Performance Engineering on CPUs and GPUs
Konu özeti
-
Skill Level: Intermediate
Language: English
Workload: 2 hours total
Topic: Performance Engineering on CPUs and GPUs
Overview: This lecture delves into performance engineering on CPUs and GPUs, focusing on optimizing computation and memory access patterns for high-performance computing applications.

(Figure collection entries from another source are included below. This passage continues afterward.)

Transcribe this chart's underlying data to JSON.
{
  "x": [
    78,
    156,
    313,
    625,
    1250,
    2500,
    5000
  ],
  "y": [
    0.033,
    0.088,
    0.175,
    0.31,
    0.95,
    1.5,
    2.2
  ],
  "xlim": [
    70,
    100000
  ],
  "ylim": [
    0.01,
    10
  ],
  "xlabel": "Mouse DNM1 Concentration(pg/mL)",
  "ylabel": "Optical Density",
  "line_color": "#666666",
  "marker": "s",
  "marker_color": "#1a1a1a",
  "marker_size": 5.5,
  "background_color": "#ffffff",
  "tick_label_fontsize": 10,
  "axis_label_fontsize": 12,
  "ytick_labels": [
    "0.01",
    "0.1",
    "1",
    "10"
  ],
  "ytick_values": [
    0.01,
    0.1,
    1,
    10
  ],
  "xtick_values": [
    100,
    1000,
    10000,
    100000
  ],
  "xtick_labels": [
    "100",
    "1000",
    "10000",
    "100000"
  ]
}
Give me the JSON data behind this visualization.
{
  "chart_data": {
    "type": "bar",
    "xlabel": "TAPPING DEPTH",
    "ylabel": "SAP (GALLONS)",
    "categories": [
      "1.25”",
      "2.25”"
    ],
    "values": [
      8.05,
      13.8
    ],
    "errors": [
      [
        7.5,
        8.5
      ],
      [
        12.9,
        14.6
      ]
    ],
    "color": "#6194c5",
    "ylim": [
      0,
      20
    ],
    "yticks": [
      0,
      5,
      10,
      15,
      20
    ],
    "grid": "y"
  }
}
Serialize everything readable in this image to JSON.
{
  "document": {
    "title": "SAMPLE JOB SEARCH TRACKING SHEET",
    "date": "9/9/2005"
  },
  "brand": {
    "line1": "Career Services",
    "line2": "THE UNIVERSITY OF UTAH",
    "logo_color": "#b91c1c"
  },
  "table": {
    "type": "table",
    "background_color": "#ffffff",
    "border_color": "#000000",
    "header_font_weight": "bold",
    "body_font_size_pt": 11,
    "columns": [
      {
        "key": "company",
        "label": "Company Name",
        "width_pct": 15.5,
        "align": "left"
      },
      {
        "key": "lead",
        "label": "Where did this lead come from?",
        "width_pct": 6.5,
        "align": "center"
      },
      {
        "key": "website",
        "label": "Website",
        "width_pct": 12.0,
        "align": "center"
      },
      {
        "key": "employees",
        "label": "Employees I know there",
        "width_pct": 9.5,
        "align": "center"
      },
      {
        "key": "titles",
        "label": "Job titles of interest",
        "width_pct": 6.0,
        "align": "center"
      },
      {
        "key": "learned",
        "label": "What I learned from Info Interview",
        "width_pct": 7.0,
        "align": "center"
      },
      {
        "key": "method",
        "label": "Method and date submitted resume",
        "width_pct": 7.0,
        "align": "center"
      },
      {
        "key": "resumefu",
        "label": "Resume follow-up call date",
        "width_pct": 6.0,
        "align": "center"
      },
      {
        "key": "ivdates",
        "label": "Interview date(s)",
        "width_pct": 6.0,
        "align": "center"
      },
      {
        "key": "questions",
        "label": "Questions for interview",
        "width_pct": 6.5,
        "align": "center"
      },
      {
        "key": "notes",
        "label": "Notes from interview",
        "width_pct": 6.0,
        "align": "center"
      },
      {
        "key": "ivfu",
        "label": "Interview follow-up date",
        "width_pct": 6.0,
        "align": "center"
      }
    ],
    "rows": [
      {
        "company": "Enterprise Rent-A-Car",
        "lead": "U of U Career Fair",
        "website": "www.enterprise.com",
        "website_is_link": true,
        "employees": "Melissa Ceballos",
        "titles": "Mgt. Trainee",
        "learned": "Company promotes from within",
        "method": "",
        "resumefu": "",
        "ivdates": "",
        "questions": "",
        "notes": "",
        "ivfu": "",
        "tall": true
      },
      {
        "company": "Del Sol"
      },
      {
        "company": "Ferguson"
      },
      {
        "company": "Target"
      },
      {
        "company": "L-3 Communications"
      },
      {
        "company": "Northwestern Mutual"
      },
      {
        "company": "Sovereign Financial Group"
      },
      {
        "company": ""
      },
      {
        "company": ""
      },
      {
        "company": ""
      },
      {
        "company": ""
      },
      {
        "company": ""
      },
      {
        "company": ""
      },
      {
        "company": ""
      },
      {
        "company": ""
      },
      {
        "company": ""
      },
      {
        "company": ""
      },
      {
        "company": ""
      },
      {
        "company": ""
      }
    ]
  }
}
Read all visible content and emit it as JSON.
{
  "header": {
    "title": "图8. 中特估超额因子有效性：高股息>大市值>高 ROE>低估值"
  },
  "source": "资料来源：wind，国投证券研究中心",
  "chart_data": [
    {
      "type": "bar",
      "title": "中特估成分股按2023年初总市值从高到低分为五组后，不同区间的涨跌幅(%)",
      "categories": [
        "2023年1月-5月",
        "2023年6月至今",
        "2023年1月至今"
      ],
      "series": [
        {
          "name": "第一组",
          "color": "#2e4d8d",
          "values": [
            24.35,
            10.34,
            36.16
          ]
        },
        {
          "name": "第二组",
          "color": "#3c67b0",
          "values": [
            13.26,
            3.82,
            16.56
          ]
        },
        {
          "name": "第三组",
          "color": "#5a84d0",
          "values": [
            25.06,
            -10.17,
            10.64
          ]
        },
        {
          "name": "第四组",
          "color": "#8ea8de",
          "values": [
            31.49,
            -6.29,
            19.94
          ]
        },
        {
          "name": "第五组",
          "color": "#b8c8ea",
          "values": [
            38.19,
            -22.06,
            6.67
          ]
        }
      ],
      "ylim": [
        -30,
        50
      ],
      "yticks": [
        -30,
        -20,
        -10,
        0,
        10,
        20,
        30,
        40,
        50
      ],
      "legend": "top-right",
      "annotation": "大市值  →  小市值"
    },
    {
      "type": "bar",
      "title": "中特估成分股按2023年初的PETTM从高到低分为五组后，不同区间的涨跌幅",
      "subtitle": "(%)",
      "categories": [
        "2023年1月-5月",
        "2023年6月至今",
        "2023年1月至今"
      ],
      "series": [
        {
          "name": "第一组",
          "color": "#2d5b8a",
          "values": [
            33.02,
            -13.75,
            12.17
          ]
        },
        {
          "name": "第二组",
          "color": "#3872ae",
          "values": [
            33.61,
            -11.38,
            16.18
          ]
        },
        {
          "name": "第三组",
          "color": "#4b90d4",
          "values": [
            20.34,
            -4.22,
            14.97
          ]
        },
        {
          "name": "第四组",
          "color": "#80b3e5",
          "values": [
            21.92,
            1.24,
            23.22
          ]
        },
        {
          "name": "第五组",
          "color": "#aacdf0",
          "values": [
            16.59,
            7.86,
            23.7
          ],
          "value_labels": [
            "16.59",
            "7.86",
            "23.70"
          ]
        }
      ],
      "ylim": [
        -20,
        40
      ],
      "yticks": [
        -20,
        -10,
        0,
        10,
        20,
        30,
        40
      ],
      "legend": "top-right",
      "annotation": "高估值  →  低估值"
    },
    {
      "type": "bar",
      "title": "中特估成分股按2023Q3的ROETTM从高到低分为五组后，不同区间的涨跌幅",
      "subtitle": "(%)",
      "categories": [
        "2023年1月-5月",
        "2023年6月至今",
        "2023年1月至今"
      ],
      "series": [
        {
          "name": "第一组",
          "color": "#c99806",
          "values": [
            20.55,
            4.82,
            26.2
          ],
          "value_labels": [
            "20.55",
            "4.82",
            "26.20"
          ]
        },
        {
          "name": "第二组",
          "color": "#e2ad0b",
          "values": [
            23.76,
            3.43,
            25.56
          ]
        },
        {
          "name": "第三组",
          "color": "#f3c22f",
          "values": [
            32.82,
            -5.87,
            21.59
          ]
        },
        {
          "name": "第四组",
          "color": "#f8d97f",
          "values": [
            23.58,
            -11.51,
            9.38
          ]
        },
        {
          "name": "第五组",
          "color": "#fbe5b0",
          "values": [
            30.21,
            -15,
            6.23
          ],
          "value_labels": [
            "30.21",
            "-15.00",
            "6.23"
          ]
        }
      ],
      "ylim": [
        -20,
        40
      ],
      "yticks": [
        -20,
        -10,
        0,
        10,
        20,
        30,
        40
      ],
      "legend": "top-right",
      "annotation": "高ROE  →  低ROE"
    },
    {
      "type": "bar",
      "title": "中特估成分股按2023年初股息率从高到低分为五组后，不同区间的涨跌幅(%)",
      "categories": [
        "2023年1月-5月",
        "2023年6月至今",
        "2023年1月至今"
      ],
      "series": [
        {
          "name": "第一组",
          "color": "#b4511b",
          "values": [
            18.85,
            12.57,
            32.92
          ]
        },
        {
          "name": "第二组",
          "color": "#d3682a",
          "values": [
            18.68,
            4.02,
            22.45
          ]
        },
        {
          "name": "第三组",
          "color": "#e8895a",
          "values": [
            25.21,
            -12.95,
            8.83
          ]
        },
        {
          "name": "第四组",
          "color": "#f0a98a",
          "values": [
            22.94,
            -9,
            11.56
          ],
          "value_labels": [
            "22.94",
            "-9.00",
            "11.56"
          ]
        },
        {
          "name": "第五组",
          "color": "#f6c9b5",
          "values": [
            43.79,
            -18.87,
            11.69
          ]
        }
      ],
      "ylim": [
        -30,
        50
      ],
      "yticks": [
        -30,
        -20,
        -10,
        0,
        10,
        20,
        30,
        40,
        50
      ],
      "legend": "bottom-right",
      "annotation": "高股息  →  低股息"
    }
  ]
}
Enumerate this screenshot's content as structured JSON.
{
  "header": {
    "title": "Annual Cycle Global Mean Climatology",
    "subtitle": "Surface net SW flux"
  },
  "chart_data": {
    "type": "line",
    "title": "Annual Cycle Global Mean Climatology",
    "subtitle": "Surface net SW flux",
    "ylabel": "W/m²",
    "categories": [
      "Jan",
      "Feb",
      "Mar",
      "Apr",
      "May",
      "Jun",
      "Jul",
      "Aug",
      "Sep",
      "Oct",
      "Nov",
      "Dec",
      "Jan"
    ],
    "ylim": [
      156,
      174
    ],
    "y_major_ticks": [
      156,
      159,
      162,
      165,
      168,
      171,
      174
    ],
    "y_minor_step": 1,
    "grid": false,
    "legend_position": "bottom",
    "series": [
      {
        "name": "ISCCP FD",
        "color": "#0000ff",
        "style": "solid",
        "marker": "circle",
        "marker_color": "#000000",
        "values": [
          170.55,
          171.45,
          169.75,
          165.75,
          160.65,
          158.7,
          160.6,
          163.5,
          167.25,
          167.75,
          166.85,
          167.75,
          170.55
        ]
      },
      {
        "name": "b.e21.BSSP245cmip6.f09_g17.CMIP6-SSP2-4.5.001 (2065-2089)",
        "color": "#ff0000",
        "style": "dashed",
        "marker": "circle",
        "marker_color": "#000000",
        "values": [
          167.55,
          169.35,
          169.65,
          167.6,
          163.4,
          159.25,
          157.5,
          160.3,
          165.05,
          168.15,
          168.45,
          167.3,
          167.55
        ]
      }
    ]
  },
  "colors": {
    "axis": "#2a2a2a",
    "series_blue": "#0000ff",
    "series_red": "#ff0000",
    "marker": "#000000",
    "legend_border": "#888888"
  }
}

Course Description: The lecture covers simple but key architectural concepts, including pipelining, memory hierarchies, and caches. On GPUs, the emphasis is placed coalesced memory access, shared memory usage, and addressing bank conflicts. By examining real-world examples such as matrix multiplication and dot product computations, the lecture provides practical insights into maximizing computational throughput and minimizing bottlenecks. This session equips participants with the foundational knowledge to design and implement efficient algorithms for modern multicore and manycore systems.
Course Contents:
Part 1: Introduction to CPUs
Part 2: Optimizing Memory Access Patterns for Performance
Part 3: Utilizing the Cache and Spatial-Temporal Locality
Part 4: Prefetching and Latency Mitigation
Part 5: Fundamentals of GPU Architecture and Programming
Part 6: Efficient Memory Accesses on GPUs
Part 7: Bank Conflicts and Shared Memory Performance on GPUs
Part 8: GPU Occupancy and Parallel Matrix Multiplication
Who Should Enroll: Anyone who thinks performance matters and want more for their codes.
Prerequisite: Experience with C++ and CUDA
Tools, libraries, frameworks used: g++, nvcc, perf
Learning Objectives: By participating in this course, you will learn:
simple things that can be useful to improve the performance on a CPU
simple things that can be useful to improve the performance on a GPU
About the instructor(s): Kamer Kaya is an Associate Professor at the Faculty of Engineering and Natural Sciences at Sabancı University. His research areas include high-performance computing, machine learning on sparse data, and graph algorithms.